The court was informed by the government in a report given in a sealed cover in the course of the hearing of a petition by industrialist Ratan Tata.
The Tata group chairman contended that though his phone was not tapped his privacy was violated because his conversations with Radia were recorded. He sought a probe into the leak of Radia’s tapped conversations.
The report was submitted by the home ministry on a notice by the apex court on Tata’s plea.
Radia’s telephones were put under surveillance after the ministry received a letter saying that in a short period of few years the corporate lobbyist amassed huge wealth and allegedly had foreign connections.
Going through the report, the apex court bench of Justice G.S. Singhvi and Justice S.J. Mukhopadhaya observed that the conversations might have been edited.
The report said that the starting and the end point of the conversation did not match with the original tapes available with the Income Tax authorities.
The report submitted by the union home ministry said there were discrepancies in the length of the tapes and the nature of the conversations.
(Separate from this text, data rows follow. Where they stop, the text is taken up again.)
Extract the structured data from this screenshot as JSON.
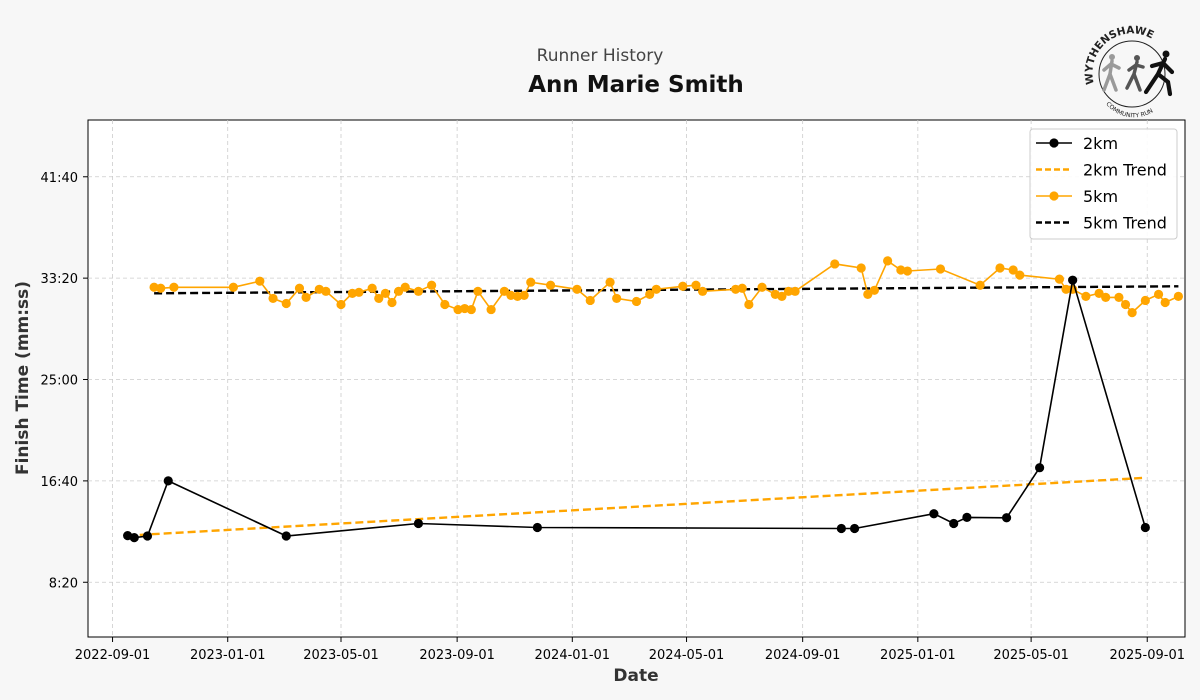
{
  "header": {
    "subtitle": "Runner History",
    "title": "Ann Marie Smith"
  },
  "logo": {
    "top_text": "WYTHENSHAWE",
    "bottom_text": "COMMUNITY RUN",
    "icon": "running-figures-logo"
  },
  "colors": {
    "series_2km": "#000000",
    "series_5km": "#FFA500",
    "background": "#f7f7f7",
    "plot_bg": "#ffffff"
  },
  "chart_data": {
    "type": "line",
    "xlabel": "Date",
    "ylabel": "Finish Time (mm:ss)",
    "x_ticks": [
      "2022-09-01",
      "2023-01-01",
      "2023-05-01",
      "2023-09-01",
      "2024-01-01",
      "2024-05-01",
      "2024-09-01",
      "2025-01-01",
      "2025-05-01",
      "2025-09-01"
    ],
    "y_ticks": [
      "8:20",
      "16:40",
      "25:00",
      "33:20",
      "41:40"
    ],
    "xlim": [
      "2022-08-06",
      "2025-10-11"
    ],
    "ylim": [
      "3:50",
      "46:20"
    ],
    "grid": true,
    "legend_position": "top-right",
    "legend": [
      "2km",
      "2km Trend",
      "5km",
      "5km Trend"
    ],
    "series": [
      {
        "name": "2km",
        "style": "line-markers",
        "points": [
          [
            "2022-09-17",
            "12:10"
          ],
          [
            "2022-09-24",
            "12:00"
          ],
          [
            "2022-10-08",
            "12:08"
          ],
          [
            "2022-10-30",
            "16:40"
          ],
          [
            "2023-03-04",
            "12:08"
          ],
          [
            "2023-07-22",
            "13:10"
          ],
          [
            "2023-11-25",
            "12:50"
          ],
          [
            "2024-10-12",
            "12:45"
          ],
          [
            "2024-10-26",
            "12:45"
          ],
          [
            "2025-01-18",
            "13:58"
          ],
          [
            "2025-02-08",
            "13:10"
          ],
          [
            "2025-02-22",
            "13:40"
          ],
          [
            "2025-04-05",
            "13:38"
          ],
          [
            "2025-05-10",
            "17:45"
          ],
          [
            "2025-06-14",
            "33:10"
          ],
          [
            "2025-08-30",
            "12:50"
          ]
        ]
      },
      {
        "name": "2km Trend",
        "style": "dashed",
        "points": [
          [
            "2022-09-17",
            "12:10"
          ],
          [
            "2025-08-30",
            "16:55"
          ]
        ]
      },
      {
        "name": "5km",
        "style": "line-markers",
        "points": [
          [
            "2022-10-15",
            "32:35"
          ],
          [
            "2022-10-22",
            "32:30"
          ],
          [
            "2022-11-05",
            "32:35"
          ],
          [
            "2023-01-07",
            "32:35"
          ],
          [
            "2023-02-04",
            "33:05"
          ],
          [
            "2023-02-18",
            "31:40"
          ],
          [
            "2023-03-04",
            "31:15"
          ],
          [
            "2023-03-18",
            "32:30"
          ],
          [
            "2023-03-25",
            "31:45"
          ],
          [
            "2023-04-08",
            "32:25"
          ],
          [
            "2023-04-15",
            "32:15"
          ],
          [
            "2023-05-01",
            "31:10"
          ],
          [
            "2023-05-13",
            "32:05"
          ],
          [
            "2023-05-20",
            "32:10"
          ],
          [
            "2023-06-03",
            "32:30"
          ],
          [
            "2023-06-10",
            "31:40"
          ],
          [
            "2023-06-17",
            "32:05"
          ],
          [
            "2023-06-24",
            "31:20"
          ],
          [
            "2023-07-01",
            "32:15"
          ],
          [
            "2023-07-08",
            "32:35"
          ],
          [
            "2023-07-22",
            "32:15"
          ],
          [
            "2023-08-05",
            "32:45"
          ],
          [
            "2023-08-19",
            "31:10"
          ],
          [
            "2023-09-02",
            "30:45"
          ],
          [
            "2023-09-09",
            "30:50"
          ],
          [
            "2023-09-16",
            "30:45"
          ],
          [
            "2023-09-23",
            "32:15"
          ],
          [
            "2023-10-07",
            "30:45"
          ],
          [
            "2023-10-21",
            "32:15"
          ],
          [
            "2023-10-28",
            "31:55"
          ],
          [
            "2023-11-04",
            "31:50"
          ],
          [
            "2023-11-11",
            "31:55"
          ],
          [
            "2023-11-18",
            "33:00"
          ],
          [
            "2023-12-09",
            "32:45"
          ],
          [
            "2024-01-06",
            "32:25"
          ],
          [
            "2024-01-20",
            "31:30"
          ],
          [
            "2024-02-10",
            "33:00"
          ],
          [
            "2024-02-17",
            "31:40"
          ],
          [
            "2024-03-09",
            "31:25"
          ],
          [
            "2024-03-23",
            "32:00"
          ],
          [
            "2024-03-30",
            "32:25"
          ],
          [
            "2024-04-27",
            "32:40"
          ],
          [
            "2024-05-11",
            "32:45"
          ],
          [
            "2024-05-18",
            "32:15"
          ],
          [
            "2024-06-22",
            "32:25"
          ],
          [
            "2024-06-29",
            "32:30"
          ],
          [
            "2024-07-06",
            "31:10"
          ],
          [
            "2024-07-20",
            "32:35"
          ],
          [
            "2024-08-03",
            "32:00"
          ],
          [
            "2024-08-10",
            "31:50"
          ],
          [
            "2024-08-17",
            "32:15"
          ],
          [
            "2024-08-24",
            "32:15"
          ],
          [
            "2024-10-05",
            "34:30"
          ],
          [
            "2024-11-02",
            "34:10"
          ],
          [
            "2024-11-09",
            "32:00"
          ],
          [
            "2024-11-16",
            "32:20"
          ],
          [
            "2024-11-30",
            "34:45"
          ],
          [
            "2024-12-14",
            "34:00"
          ],
          [
            "2024-12-21",
            "33:55"
          ],
          [
            "2025-01-25",
            "34:05"
          ],
          [
            "2025-03-08",
            "32:45"
          ],
          [
            "2025-03-29",
            "34:10"
          ],
          [
            "2025-04-12",
            "34:00"
          ],
          [
            "2025-04-19",
            "33:35"
          ],
          [
            "2025-05-31",
            "33:15"
          ],
          [
            "2025-06-07",
            "32:25"
          ],
          [
            "2025-06-14",
            "32:25"
          ],
          [
            "2025-06-28",
            "31:50"
          ],
          [
            "2025-07-12",
            "32:05"
          ],
          [
            "2025-07-19",
            "31:45"
          ],
          [
            "2025-08-02",
            "31:45"
          ],
          [
            "2025-08-09",
            "31:10"
          ],
          [
            "2025-08-16",
            "30:30"
          ],
          [
            "2025-08-30",
            "31:30"
          ],
          [
            "2025-09-13",
            "32:00"
          ],
          [
            "2025-09-20",
            "31:20"
          ],
          [
            "2025-10-04",
            "31:50"
          ]
        ]
      },
      {
        "name": "5km Trend",
        "style": "dashed",
        "points": [
          [
            "2022-10-15",
            "32:05"
          ],
          [
            "2025-10-04",
            "32:40"
          ]
        ]
      }
    ]
  }
}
The government also denied that the taped conversations were leaked by any of its agencies.
The government said in the report that there were eight to 10 agencies, including telecom service providers, involved in the tapping of the telephonic conversations of Radia.
In the course of the hearing, the court asked senior counsel Mukul Rohtagi, appearing for Tata, to show from the taped conversations’ transcripts as to which part was private.
When Rohtagi said that all of them were private, the court asked him if somebody discusses bribing a public servant, is that also a private conversation.
The senior counsel reiterated that all telephonic conversation were private in nature.
The government has identified one service provider who was providing services in each of the case where tapes were leaked.